Swelling power dan solubility pati kacang hijau, pigeonpea, pati beras indica varietas Kaoshiung Sen 7 dan Taichung waxy, carboxymethyl starch, dan pati kacang merah juga meningkat pada setiap peningkatan suhu pengukuran (Fadzlina dkk, 2005 dan Lii dan Chang, 1981).
2.3.3.6. Amilografi pati
Dibanding pati kacang hijau, suhu gelatinisasi pati aren lebih rendah (Tabel 8). Pati kacang hijau tidak memiliki suhu puncak viskositas. Hal yang menarik ialah viskositas gel pati aren lebih tinggi dari pada gel pati kacang hijau, setelah pati tergelatinisasi dibiarkan suhu turun hingga 50 0C dan pada suhu tersebut dibiarkan selama 20 menit. Makin tua batang aren, menghasilkan pati dengan viskositas makin tinggi setelah pendinginan, yang berarti makin cocok untuk pembuatan starch noodle (SN). Suhu puncak viskositas dan viskositas yang makin tinggi setelah pendinginan, menunjukkan kaitannya dengan kandungan amilosa yang makin tinggi.

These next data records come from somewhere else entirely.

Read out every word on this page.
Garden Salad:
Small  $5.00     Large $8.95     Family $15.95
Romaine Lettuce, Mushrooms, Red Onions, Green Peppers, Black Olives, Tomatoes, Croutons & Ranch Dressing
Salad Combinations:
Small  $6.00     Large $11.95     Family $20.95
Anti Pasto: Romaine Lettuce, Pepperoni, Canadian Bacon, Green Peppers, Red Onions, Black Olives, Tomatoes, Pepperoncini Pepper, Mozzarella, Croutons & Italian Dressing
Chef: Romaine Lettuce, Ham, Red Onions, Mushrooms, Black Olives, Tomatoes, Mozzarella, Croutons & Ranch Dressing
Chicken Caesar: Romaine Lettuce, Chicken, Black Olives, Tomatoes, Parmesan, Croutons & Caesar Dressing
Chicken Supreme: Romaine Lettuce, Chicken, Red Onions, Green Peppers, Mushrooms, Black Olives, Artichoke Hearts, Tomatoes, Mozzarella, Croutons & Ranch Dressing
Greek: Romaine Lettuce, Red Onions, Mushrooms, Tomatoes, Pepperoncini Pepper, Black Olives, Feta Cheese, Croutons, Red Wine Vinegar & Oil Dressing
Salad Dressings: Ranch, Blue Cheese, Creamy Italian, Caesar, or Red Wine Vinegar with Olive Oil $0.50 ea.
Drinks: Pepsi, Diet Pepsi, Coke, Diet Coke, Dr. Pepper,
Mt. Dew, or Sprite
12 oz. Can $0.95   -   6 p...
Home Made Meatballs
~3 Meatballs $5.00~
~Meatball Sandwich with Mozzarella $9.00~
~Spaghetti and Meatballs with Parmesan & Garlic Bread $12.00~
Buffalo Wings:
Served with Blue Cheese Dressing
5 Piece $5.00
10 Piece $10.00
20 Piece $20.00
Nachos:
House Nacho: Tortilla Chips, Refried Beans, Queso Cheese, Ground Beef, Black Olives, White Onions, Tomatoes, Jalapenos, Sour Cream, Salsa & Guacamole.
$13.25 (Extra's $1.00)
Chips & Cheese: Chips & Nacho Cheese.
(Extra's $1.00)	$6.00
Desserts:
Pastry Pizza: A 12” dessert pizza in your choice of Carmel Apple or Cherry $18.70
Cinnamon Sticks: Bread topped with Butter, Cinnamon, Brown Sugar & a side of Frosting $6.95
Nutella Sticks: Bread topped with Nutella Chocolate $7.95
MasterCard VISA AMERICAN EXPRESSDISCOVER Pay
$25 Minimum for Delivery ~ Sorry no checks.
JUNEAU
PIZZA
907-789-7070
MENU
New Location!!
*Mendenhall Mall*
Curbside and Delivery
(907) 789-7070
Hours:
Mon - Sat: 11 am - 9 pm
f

Tabel 8. Suhu gelatinisasi dan viskositas dispersi pati selama pemanasan
Fase pertumbuhan
aren
Gel Temp
(0C) Peak Temp
(0C)
Viscositas Puncak
(BU)
Viscositas 93 0C
(BU)
Viscositas 93 0C/20’
(BU)
Viscositas 50 0C
(BU)
Viscositas 50 0C/20’
(BU)
PKH 76,5 - - 310 370 800 800
FPBB 72,0 87,0 630 580 520 880 860
FPB 73,5 90,0 590 580 510 980 930
FPTB 70,5 90,0 500 495 430 980 960
Sumber: Alam, 2006.
Keterangan: Pati kacang hijau (PKH), fase pertumbuhan belum berbunga (FPBB), fase pertumbuhan berbungan (FPB) dan fase pertumbuhan telah berbungan (FPTB)

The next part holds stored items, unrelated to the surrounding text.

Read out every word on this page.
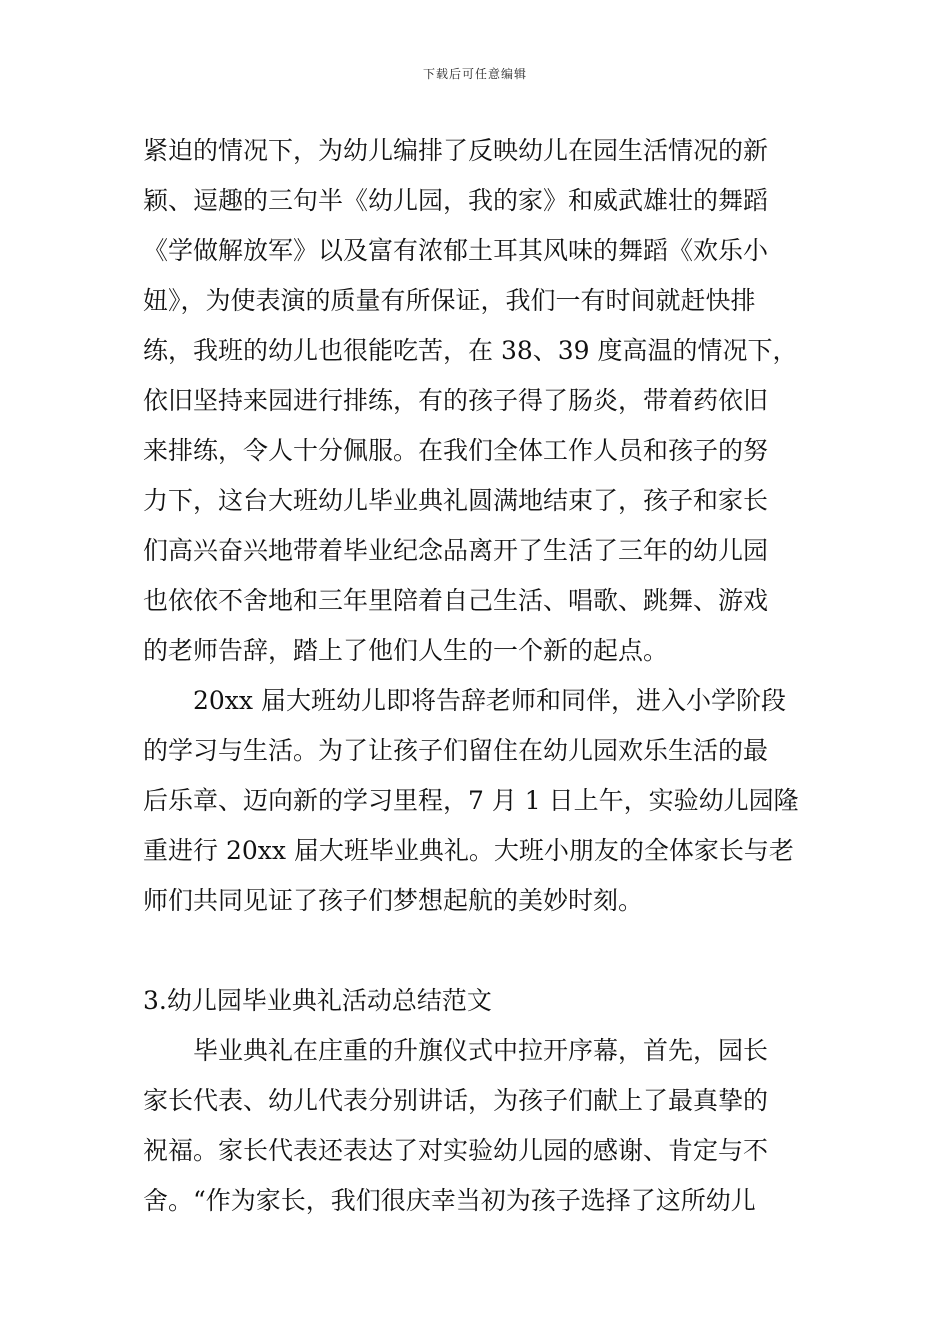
下载后可任意编辑
紧迫的情况下，为幼儿编排了反映幼儿在园生活情况的新
颖、逗趣的三句半《幼儿园，我的家》和威武雄壮的舞蹈
《学做解放军》以及富有浓郁土耳其风味的舞蹈《欢乐小
妞》，为使表演的质量有所保证，我们一有时间就赶快排
练，我班的幼儿也很能吃苦，在 38、39 度高温的情况下，
依旧坚持来园进行排练，有的孩子得了肠炎，带着药依旧
来排练，令人十分佩服。在我们全体工作人员和孩子的努
力下，这台大班幼儿毕业典礼圆满地结束了，孩子和家长
们高兴奋兴地带着毕业纪念品离开了生活了三年的幼儿园
也依依不舍地和三年里陪着自己生活、唱歌、跳舞、游戏
的老师告辞，踏上了他们人生的一个新的起点。
20xx 届大班幼儿即将告辞老师和同伴，进入小学阶段
的学习与生活。为了让孩子们留住在幼儿园欢乐生活的最
后乐章、迈向新的学习里程，7 月 1 日上午，实验幼儿园隆
重进行 20xx 届大班毕业典礼。大班小朋友的全体家长与老
师们共同见证了孩子们梦想起航的美妙时刻。
3.幼儿园毕业典礼活动总结范文
毕业典礼在庄重的升旗仪式中拉开序幕，首先，园长
家长代表、幼儿代表分别讲话，为孩子们献上了最真挚的
祝福。家长代表还表达了对实验幼儿园的感谢、肯定与不
舍。“作为家长，我们很庆幸当初为孩子选择了这所幼儿
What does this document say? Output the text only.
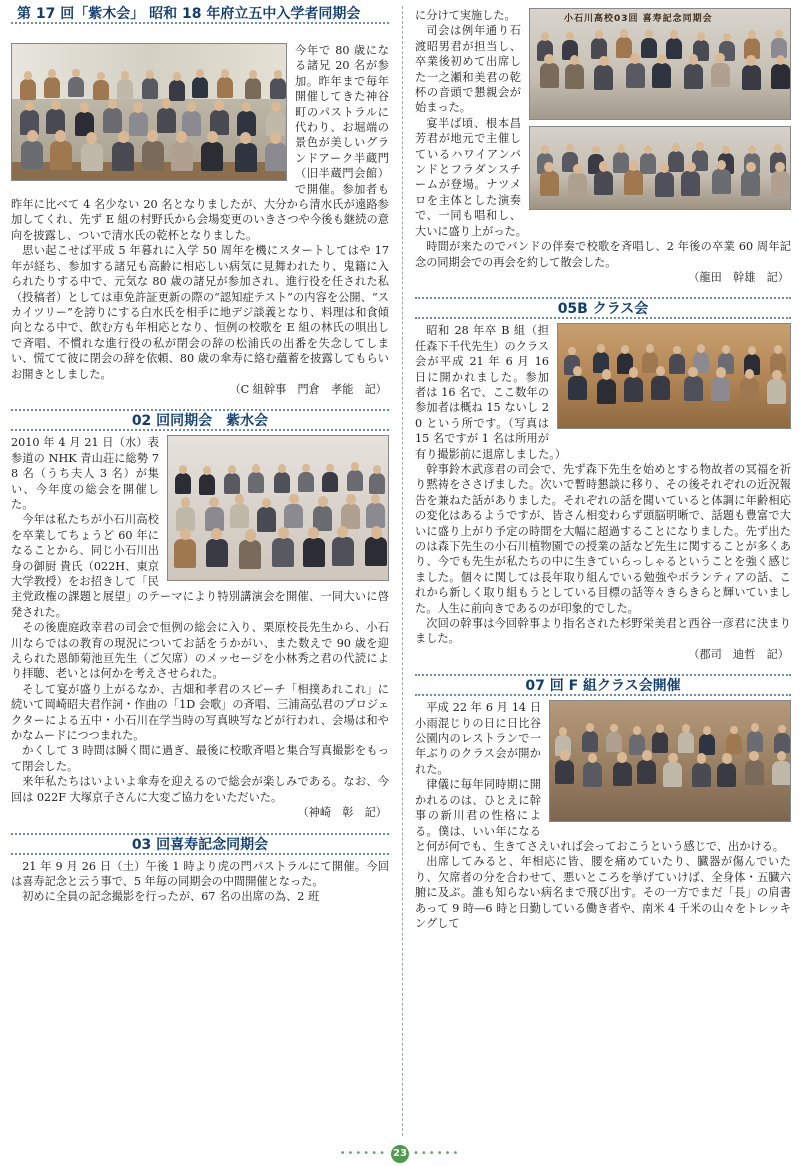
第 17 回「紫木会」 昭和 18 年府立五中入学者同期会

今年で 80 歳になる諸兄 20 名が参加。昨年まで毎年開催してきた神谷町のパストラルに代わり、お堀端の景色が美しいグランドアーク半蔵門（旧半蔵門会館）で開催。参加者も昨年に比べて 4 名少ない 20 名となりましたが、大分から清水氏が遠路参加してくれ、先ず E 組の村野氏から会場変更のいきさつや今後も継続の意向を披露し、ついで清水氏の乾杯となりました。

思い起こせば平成 5 年暮れに入学 50 周年を機にスタートしてはや 17 年が経ち、参加する諸兄も高齢に相応しい病気に見舞われたり、鬼籍に入られたりする中で、元気な 80 歳の諸兄が参加され、進行役を任された私（投稿者）としては車免許証更新の際の“認知症テスト”の内容を公開、“スカイツリー”を誇りにする白水氏を相手に地デジ談義となり、料理は和食傾向となる中で、飲む方も年相応となり、恒例の校歌を E 組の林氏の唄出しで斉唱、不慣れな進行役の私が閉会の辞の松浦氏の出番を失念してしまい、慌てて彼に閉会の辞を依頼、80 歳の傘寿に絡む蘊蓄を披露してもらいお開きとしました。

（C 組幹事　門倉　孝能　記）

02 回同期会　紫水会

2010 年 4 月 21 日（水）表参道の NHK 青山荘に総勢 78 名（うち夫人 3 名）が集い、今年度の総会を開催した。

今年は私たちが小石川高校を卒業してちょうど 60 年になることから、同じ小石川出身の御厨 貴氏（022H、東京大学教授）をお招きして「民主党政権の課題と展望」のテーマにより特別講演会を開催、一同大いに啓発された。

その後鹿庭政幸君の司会で恒例の総会に入り、栗原校長先生から、小石川ならではの教育の現況についてお話をうかがい、また数えで 90 歳を迎えられた恩師菊池亘先生（ご欠席）のメッセージを小林秀之君の代読により拝聴、老いとは何かを考えさせられた。

そして宴が盛り上がるなか、古畑和孝君のスピーチ「相撲あれこれ」に続いて岡崎昭夫君作詞・作曲の「1D 会歌」の斉唱、三浦高弘君のプロジェクターによる五中・小石川在学当時の写真映写などが行われ、会場は和やかなムードにつつまれた。

かくして 3 時間は瞬く間に過ぎ、最後に校歌斉唱と集合写真撮影をもって閉会した。

来年私たちはいよいよ傘寿を迎えるので総会が楽しみである。なお、今回は 022F 大塚京子さんに大変ご協力をいただいた。

（神崎　彰　記）

03 回喜寿記念同期会

21 年 9 月 26 日（土）午後 1 時より虎の門パストラルにて開催。今回は喜寿記念と云う事で、5 年毎の同期会の中間開催となった。

初めに全員の記念撮影を行ったが、67 名の出席の為、2 班

小石川高校03回 喜寿記念同期会

に分けて実施した。

司会は例年通り石渡昭男君が担当し、卒業後初めて出席した一之瀬和美君の乾杯の音頭で懇親会が始まった。

宴半ば頃、根本昌芳君が地元で主催しているハワイアンバンドとフラダンスチームが登場。ナツメロを主体とした演奏で、一同も唱和し、大いに盛り上がった。

時間が来たのでバンドの伴奏で校歌を斉唱し、2 年後の卒業 60 周年記念の同期会での再会を約して散会した。

（龍田　幹雄　記）

05B クラス会

昭和 28 年卒 B 組（担任森下千代先生）のクラス会が平成 21 年 6 月 16 日に開かれました。参加者は 16 名で、ここ数年の参加者は概ね 15 ないし 20 という所です。（写真は 15 名ですが 1 名は所用が有り撮影前に退席しました。）

幹事鈴木武彦君の司会で、先ず森下先生を始めとする物故者の冥福を祈り黙祷をささげました。次いで暫時懇談に移り、その後それぞれの近況報告を兼ねた話がありました。それぞれの話を聞いていると体調に年齢相応の変化はあるようですが、皆さん相変わらず頭脳明晰で、話題も豊富で大いに盛り上がり予定の時間を大幅に超過することになりました。先ず出たのは森下先生の小石川植物園での授業の話など先生に関することが多くあり、今でも先生が私たちの中に生きていらっしゃるということを強く感じました。個々に関しては長年取り組んでいる勉強やボランティアの話、これから新しく取り組もうとしている目標の話等々きらきらと輝いていました。人生に前向きであるのが印象的でした。

次回の幹事は今回幹事より指名された杉野栄美君と西谷一彦君に決まりました。

（郡司　迪哲　記）

07 回 F 組クラス会開催

平成 22 年 6 月 14 日小雨混じりの日に日比谷公園内のレストランで一年ぶりのクラス会が開かれた。

律儀に毎年同時期に開かれるのは、ひとえに幹事の新川君の性格による。僕は、いい年になると何が何でも、生きてさえいれば会っておこうという感じで、出かける。

出席してみると、年相応に皆、腰を痛めていたり、臓器が傷んでいたり、欠席者の分を合わせて、悪いところを挙げていけば、全身体・五臓六腑に及ぶ。誰も知らない病名まで飛び出す。その一方でまだ「長」の肩書あって 9 時—6 時と日勤している働き者や、南米 4 千米の山々をトレッキングして

•••••• 23 ••••••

Secara umum hasil penelitian ini menunjukkan fase pertumbuhan berpengaruh nyata hingga sangat nyata terhadap sifat fisik, kimia dan fungsional pati aren. Pati aren FPTB mengandung amilosa dengan kadar lebih tinggi daripada kadar amilosa pati aren FPBB dan FPB (Tabel 5) dan tidak berbeda nyata dengan kadar amilosa PKH. Sifat fungsional pati aren FPTB relatif hampir sama dengan PKH jika dibandingkan sifat fungsional pati aren FPBmaupun FPBB.